Floquet Engineering of Lie Algebraic Quantum Systems

TL;DR

This paper introduces a Floquet engineering method for designing periodic drives in Lie algebraic quantum systems, enabling precise control over the Floquet Hamiltonian at any frequency, including regimes beyond fast or slow driving.

Contribution

It develops a systematic Floquet engineering formalism applicable to Lie algebraic quantum systems, utilizing the Wei-Norman ansatz to design driving protocols at arbitrary frequencies.

Findings

Successfully engineered the cross-stitched lattice model.

Demonstrated control over micro-motion dynamics.

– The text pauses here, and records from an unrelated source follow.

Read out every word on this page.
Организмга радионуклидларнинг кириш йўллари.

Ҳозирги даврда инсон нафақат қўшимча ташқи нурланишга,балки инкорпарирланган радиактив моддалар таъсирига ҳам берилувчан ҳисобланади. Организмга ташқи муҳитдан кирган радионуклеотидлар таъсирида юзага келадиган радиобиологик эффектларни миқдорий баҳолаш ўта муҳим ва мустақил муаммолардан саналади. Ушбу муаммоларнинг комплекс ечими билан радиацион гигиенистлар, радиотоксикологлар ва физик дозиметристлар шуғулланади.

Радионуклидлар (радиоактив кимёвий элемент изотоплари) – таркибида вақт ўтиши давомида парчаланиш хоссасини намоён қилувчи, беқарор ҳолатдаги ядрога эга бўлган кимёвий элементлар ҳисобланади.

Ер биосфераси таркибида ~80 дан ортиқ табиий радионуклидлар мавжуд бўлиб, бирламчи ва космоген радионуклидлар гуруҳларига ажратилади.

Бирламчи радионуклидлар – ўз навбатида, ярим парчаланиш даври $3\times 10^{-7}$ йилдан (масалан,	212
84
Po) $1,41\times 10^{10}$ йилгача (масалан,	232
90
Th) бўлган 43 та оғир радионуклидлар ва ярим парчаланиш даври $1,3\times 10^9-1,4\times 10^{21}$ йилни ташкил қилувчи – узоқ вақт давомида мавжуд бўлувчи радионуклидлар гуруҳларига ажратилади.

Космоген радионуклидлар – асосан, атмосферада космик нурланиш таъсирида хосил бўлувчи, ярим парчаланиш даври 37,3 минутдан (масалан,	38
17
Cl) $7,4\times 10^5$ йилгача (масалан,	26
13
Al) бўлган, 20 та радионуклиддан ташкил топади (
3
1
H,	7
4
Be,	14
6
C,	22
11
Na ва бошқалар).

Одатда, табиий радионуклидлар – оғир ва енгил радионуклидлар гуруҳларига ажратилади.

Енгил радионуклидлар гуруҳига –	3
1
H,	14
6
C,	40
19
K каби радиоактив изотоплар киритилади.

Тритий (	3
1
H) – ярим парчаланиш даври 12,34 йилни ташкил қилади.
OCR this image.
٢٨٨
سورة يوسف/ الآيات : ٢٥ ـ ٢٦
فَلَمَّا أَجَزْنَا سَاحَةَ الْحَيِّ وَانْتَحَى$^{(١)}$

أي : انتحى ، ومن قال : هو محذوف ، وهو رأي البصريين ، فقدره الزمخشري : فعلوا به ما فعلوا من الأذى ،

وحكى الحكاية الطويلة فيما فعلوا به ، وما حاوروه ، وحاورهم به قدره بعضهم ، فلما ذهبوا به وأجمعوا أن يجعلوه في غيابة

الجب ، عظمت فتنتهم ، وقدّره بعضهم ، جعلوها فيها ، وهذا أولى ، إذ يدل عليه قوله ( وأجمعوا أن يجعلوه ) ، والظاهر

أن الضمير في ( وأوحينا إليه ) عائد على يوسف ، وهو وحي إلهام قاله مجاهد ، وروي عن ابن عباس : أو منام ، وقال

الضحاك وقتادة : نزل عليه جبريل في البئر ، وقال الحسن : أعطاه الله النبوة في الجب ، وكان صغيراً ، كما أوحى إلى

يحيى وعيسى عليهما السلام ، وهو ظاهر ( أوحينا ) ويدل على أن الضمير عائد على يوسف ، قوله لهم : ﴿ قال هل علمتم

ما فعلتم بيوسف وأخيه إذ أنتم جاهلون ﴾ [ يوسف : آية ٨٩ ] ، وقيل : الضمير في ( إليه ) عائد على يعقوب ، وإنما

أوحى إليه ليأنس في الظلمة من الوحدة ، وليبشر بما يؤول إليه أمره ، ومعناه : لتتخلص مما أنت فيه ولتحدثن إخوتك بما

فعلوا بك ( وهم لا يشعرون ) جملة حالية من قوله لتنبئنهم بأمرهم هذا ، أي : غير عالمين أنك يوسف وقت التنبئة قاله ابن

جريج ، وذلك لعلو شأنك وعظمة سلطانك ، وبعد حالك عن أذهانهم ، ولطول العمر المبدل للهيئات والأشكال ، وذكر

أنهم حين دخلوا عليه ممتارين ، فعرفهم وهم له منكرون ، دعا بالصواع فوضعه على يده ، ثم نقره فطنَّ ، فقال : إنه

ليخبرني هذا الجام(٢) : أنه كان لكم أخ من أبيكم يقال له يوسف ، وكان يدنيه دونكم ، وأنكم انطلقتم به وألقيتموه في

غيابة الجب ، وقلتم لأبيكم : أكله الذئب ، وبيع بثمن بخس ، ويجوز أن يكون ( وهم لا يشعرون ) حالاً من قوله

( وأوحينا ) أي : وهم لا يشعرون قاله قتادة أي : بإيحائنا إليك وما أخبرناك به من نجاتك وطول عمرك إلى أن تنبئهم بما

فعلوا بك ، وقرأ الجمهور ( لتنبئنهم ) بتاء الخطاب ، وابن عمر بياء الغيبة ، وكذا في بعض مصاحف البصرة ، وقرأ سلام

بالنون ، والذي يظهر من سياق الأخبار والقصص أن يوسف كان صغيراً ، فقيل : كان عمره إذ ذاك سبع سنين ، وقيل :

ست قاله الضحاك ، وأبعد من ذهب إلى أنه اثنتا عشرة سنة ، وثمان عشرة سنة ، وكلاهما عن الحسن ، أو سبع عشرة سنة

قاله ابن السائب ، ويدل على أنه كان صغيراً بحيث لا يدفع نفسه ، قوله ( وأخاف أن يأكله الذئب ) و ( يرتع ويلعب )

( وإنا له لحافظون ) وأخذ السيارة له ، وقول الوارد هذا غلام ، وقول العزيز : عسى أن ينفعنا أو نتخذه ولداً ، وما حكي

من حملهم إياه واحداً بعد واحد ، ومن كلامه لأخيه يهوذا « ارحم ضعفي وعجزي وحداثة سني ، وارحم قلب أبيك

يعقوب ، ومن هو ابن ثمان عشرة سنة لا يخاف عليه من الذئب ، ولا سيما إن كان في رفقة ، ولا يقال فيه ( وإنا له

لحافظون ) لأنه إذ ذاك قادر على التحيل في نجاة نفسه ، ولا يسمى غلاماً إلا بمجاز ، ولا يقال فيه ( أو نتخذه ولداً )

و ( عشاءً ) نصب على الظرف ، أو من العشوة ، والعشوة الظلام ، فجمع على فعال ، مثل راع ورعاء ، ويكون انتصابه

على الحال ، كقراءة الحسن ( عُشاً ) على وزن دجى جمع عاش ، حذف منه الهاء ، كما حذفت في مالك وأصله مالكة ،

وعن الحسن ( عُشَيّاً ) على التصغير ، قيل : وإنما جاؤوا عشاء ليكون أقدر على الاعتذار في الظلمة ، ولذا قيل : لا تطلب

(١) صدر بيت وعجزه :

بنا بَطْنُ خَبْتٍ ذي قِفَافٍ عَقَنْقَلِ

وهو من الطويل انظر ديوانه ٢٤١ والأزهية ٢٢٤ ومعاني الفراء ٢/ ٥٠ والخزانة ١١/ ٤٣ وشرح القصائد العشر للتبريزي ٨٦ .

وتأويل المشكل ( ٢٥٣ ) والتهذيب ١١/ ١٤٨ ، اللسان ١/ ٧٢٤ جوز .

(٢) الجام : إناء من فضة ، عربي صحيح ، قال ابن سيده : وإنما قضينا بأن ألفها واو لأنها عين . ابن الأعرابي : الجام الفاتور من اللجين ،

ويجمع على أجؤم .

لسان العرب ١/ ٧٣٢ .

Applicable to systems with underlying Lie algebraic structures.

Abstract

We propose a `Floquet engineering' formalism to systematically design a periodic driving protocol in order to stroboscopically realize the desired system starting from a given static Hamiltonian. The formalism is applicable to quantum systems which have an underlying closed Lie-algebraic structure, for example, solid-state systems with noninteracting particles moving on a lattice or its variant described by the ultra-cold atoms moving on an optical lattice. Unlike previous attempts at Floquet engineering, our method produces the desired Floquet Hamiltonian at any driving frequency and is not restricted to the fast or slow driving regimes. The approach is based on Wei-Norman ansatz, which was originally proposed to construct a time-evolution operator for any arbitrary driving. Here, we apply this ansatz to the micro-motion dynamics, defined within one period of the driving, and obtain the driving protocol by fixing the gauge of the micro-motion. To illustrate our idea, we use a two-band system or the systems consisting of two sub-lattices as a testbed. Particularly, we focus on engineering the cross-stitched lattice model that has been a paradigmatic flat-band model.